Often I walk to the grocery store, since I do not have a car and I must carry my food. Rather than making one large trip, I make smaller trips more frequently. This helps because I purchase a lot of produce, which rots quickly. Usually my kitchen is kept unstocked because most of what I don’t keep excess.
Today I made a grocery run to get the usual food; apples, bread, milk, cheese, the basics. I gathered the groceries quickly and went to the self-check out. I shop often enough that I know many of the codes and can go through faster by scanning the food myself. As I scanned the items, I came across my apples, which had a long code printed on the tag because they were organic. The extra digit set the self-checkout off and a flashing light came on.
I waited patiently until a clerk walked over to assist me. She said to enter the code into the computer. Many of the people who work at the local grocery store don’t speak English well. I tried to explain that the code didn’t work and eventually she grabbed the apples, threw them on the scanner and punched in a code.
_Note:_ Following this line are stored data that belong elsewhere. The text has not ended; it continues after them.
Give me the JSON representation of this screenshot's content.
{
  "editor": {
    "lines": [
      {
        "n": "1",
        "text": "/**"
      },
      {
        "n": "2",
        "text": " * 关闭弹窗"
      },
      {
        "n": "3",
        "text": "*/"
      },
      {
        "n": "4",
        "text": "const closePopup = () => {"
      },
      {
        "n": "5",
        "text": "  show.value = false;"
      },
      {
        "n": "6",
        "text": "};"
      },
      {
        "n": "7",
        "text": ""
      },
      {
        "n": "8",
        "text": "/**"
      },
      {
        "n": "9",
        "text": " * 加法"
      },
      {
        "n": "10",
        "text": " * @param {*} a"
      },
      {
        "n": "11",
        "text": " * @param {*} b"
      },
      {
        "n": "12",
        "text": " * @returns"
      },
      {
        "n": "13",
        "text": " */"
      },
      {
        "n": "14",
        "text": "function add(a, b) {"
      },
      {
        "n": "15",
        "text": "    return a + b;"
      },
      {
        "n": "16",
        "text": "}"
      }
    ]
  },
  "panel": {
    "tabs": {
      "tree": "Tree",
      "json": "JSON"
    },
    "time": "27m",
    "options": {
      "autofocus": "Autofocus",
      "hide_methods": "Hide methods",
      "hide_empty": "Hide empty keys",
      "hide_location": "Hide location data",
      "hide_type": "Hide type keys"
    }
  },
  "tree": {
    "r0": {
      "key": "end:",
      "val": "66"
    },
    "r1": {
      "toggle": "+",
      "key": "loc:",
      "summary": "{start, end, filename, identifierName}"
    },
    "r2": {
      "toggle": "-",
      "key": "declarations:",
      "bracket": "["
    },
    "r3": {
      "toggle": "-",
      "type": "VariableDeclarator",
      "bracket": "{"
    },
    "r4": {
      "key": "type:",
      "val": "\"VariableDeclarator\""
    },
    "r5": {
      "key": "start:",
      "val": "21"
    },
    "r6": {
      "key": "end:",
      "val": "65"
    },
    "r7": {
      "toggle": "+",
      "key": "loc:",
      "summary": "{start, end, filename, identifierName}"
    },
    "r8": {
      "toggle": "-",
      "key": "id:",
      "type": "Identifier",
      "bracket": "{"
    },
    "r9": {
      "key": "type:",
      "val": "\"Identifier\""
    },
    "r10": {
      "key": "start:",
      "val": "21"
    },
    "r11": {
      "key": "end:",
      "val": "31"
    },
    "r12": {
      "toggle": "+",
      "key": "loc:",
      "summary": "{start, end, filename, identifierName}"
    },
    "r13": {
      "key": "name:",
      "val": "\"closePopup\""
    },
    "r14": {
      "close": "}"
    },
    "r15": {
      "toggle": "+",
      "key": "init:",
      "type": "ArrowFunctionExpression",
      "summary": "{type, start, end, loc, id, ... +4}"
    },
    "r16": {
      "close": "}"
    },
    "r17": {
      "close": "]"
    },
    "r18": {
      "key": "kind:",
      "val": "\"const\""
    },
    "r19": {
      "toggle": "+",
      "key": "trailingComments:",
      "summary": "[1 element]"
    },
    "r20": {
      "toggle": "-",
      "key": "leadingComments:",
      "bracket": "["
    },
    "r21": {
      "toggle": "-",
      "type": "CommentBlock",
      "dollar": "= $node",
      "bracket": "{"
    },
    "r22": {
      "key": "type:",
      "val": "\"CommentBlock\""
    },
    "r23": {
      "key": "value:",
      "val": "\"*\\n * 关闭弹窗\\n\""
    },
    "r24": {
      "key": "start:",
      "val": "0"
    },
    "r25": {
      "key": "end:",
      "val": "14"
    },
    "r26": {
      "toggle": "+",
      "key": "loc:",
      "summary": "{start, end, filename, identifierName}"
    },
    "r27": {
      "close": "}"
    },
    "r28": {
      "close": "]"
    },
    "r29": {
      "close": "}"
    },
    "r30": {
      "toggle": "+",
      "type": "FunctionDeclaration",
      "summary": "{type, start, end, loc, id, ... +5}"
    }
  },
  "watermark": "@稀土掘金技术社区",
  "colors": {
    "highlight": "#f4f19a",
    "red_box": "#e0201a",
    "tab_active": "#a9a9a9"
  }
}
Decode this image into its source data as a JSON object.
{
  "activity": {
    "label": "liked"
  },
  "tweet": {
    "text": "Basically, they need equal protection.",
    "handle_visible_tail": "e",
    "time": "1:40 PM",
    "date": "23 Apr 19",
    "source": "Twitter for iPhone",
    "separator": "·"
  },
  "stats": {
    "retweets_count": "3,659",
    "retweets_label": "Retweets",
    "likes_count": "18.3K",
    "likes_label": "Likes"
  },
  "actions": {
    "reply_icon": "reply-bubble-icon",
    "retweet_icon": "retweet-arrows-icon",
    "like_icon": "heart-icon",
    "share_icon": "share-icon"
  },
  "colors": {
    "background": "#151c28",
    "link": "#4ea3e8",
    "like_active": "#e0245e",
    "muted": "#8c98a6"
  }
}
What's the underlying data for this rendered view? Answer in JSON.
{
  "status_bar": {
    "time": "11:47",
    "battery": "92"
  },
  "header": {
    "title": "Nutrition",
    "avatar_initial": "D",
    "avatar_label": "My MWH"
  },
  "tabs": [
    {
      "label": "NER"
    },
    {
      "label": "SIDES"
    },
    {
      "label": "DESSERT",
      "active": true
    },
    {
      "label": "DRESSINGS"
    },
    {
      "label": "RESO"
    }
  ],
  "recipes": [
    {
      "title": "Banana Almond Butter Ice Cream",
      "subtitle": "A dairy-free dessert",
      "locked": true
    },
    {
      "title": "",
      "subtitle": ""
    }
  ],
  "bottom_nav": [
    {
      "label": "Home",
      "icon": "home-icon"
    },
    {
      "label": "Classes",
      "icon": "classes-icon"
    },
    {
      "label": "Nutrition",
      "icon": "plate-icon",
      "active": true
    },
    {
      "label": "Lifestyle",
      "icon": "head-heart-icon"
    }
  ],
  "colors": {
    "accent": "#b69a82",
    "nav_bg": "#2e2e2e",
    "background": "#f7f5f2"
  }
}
It went through and registered properly with the code. I obviously did something wrong with how I scanned them.
When the woman grabbed the apples, she slammed them onto the register out of frustration or anger. Immediately I felt frustrated at her. By slamming the apples I figured that she bruised at least half of them. She didn’t pause, or explain what happened, but instead opted to grabbing the apples.
As I walked home fuming I realized that there was no need to perpetuate her frustration or anger. She wasn’t angry or frustrated because of me, it was something inside of her. Maybe she was having a rough time at work or at home; she acted out of her emotion, not mine. I felt frustrated because she treated me that way but I was the one feeling frustrated. She didn’t make me frustrated, I made myself frustrated. When I realized that I didn’t have to be frustrated, I immediately calmed down.
Each of us act out our own emotions, whether they’re positive or negative. The way we treat people is not because of other people, it’s because of ourselves. I could have carried that anger and acted frustrated towards someone else but there was no need for it. I have my own emotions and I am responsible for them. I don’t have to be frustrated.
When I realized that these emotions were mine own, I took ownership for them. She didn’t make me frustrated, I couldn’t blame her. She was acting for herself. We are all suffering in some way and paying attention only to ourselves. She was only paying attention to herself and I was only paying attention to myself. When she treated me that way, she was only paying attention to herself. When I was frustrated, I was paying attention to me.
I took it personally when she threw the apples. She did something against me. To her, I must have been an annoying customer doing something against her. If we take a few steps back, we can realize that neither of us were concerned for each other. I didn’t care about her well being, I could have treated her better. I could have asked her about her day or thanked her for helping me. We both could have treater each other more kindly.
Each person is going through something different in life. There is no need to carry emotions or treat people based on previous experience. We need to attend to each other and be present. She could not have made me angry, no one else control my emotions. Yet I blamed her for making me feel that way. We must know that each person is fighting their own battle, treat everyone with kindness and as if it’ll be the last time you see them.